With this command, we're testing 3.15.100 (NEW) against 3.1.112 (OLD), where we run 2500 rounds with 2 games each, so each engine plays the same opening with white and black. Time control is 10 seconds + 0.1 increment.

Now we start the match between our NEW and OLD (previous) engine version, and cutechess_cli will start to play games.

Let's say that, after 400 games, Alpha 2 is 100 Elo stronger than Alpha 1.
This could still change, if you play enough games... but that is the point
of SPRT testing. As soon as cutechess_cli is 95% sure that the difference
between the two engines is not going to change anymore, it will abort the
match, which saves *a lot of time*.

At that point, cutechess_cli compares the result in Elo against the stated hypotheses. With a result of +100 Elo for engine NEW, we can see:

- H1: NEW is at least 1 Elo stronger than OLD. True, because 100 > 1.
- H0: NEW is
*NOT*more than 5 Elo stronger than OLD. False, because it IS more than 5 Elo stronger (100 Elo is more than 5 Elo).

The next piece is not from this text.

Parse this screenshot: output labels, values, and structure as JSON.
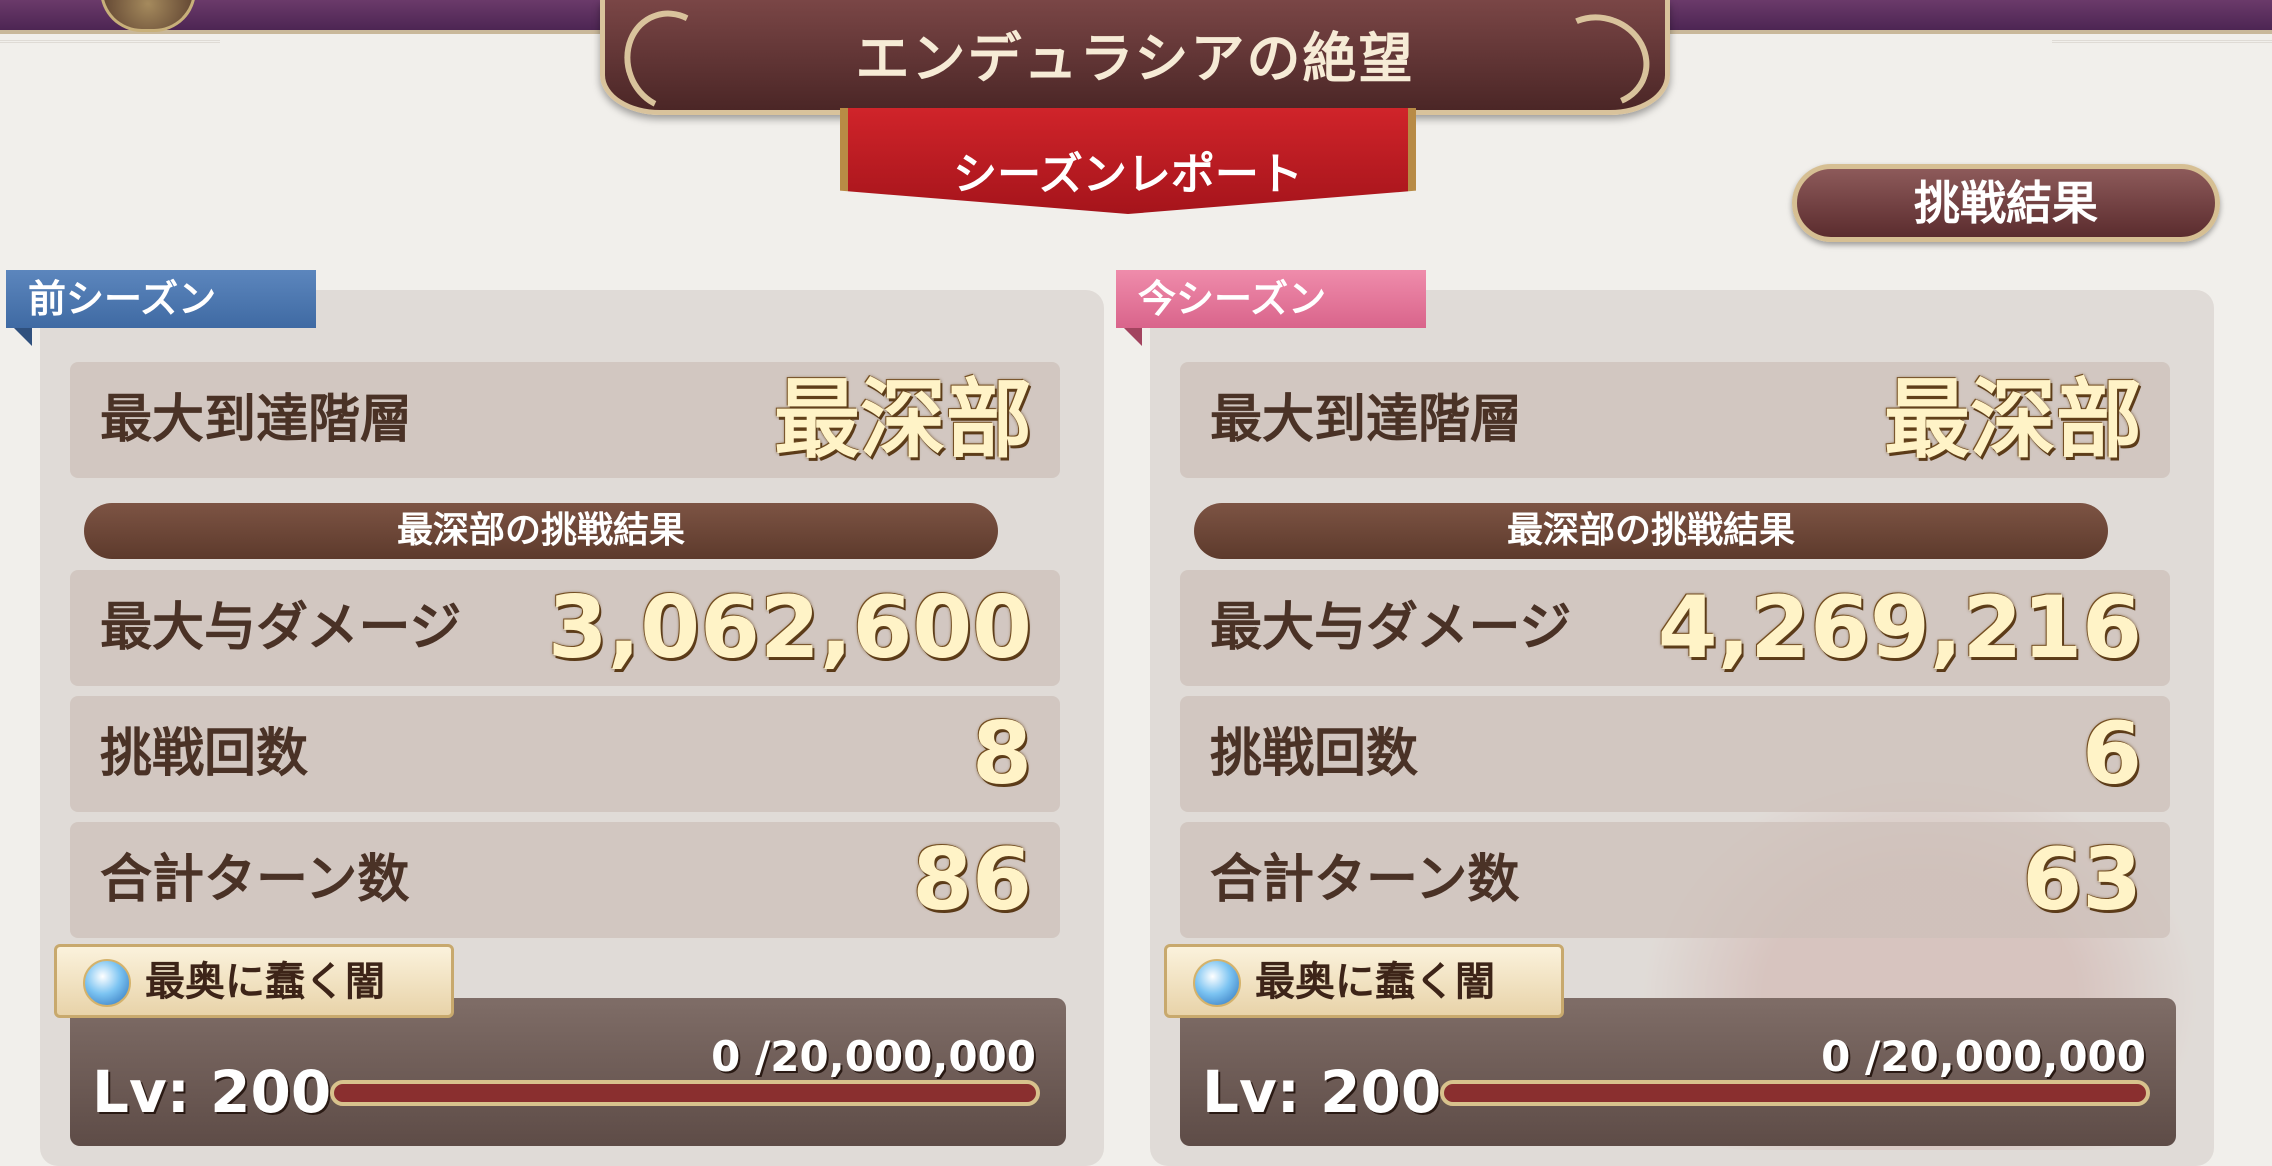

So H1 is accepted, and we have determined that NEW is a stronger engine than OLD, and by how much (self-play) Elo.

If NEW scored -20 Elo, then we would have had this result:

- H1: NEW is at least 1 Elo stronger than OLD. False, because -10 < 1.
- H0: NEW is NOT more than 5 Elo stronger than Old. True, because -10 is indeed less than 5 Elo.

So H0 is accepted, which means that our NEW engine is not stronger than our OLD engine; it is actually weaker, and we should not include this feature. (At least, not yet: a feature which causes a strength loss now, could cause a strength gain when added on top of other features, so it's worth it to try again later.)

As long as the difference between NEW and OLD is between 1 and 5 Elo, the SPRT-test keeps running, because both hypotheses are still true: 3 Elo is "at least 1 Elo stronger", but it is also "not more than 5 Elo stronger." If this result doesn't change, cutechess_cli would run forever; that is the reason why we set a match limit of something like 20.000 games.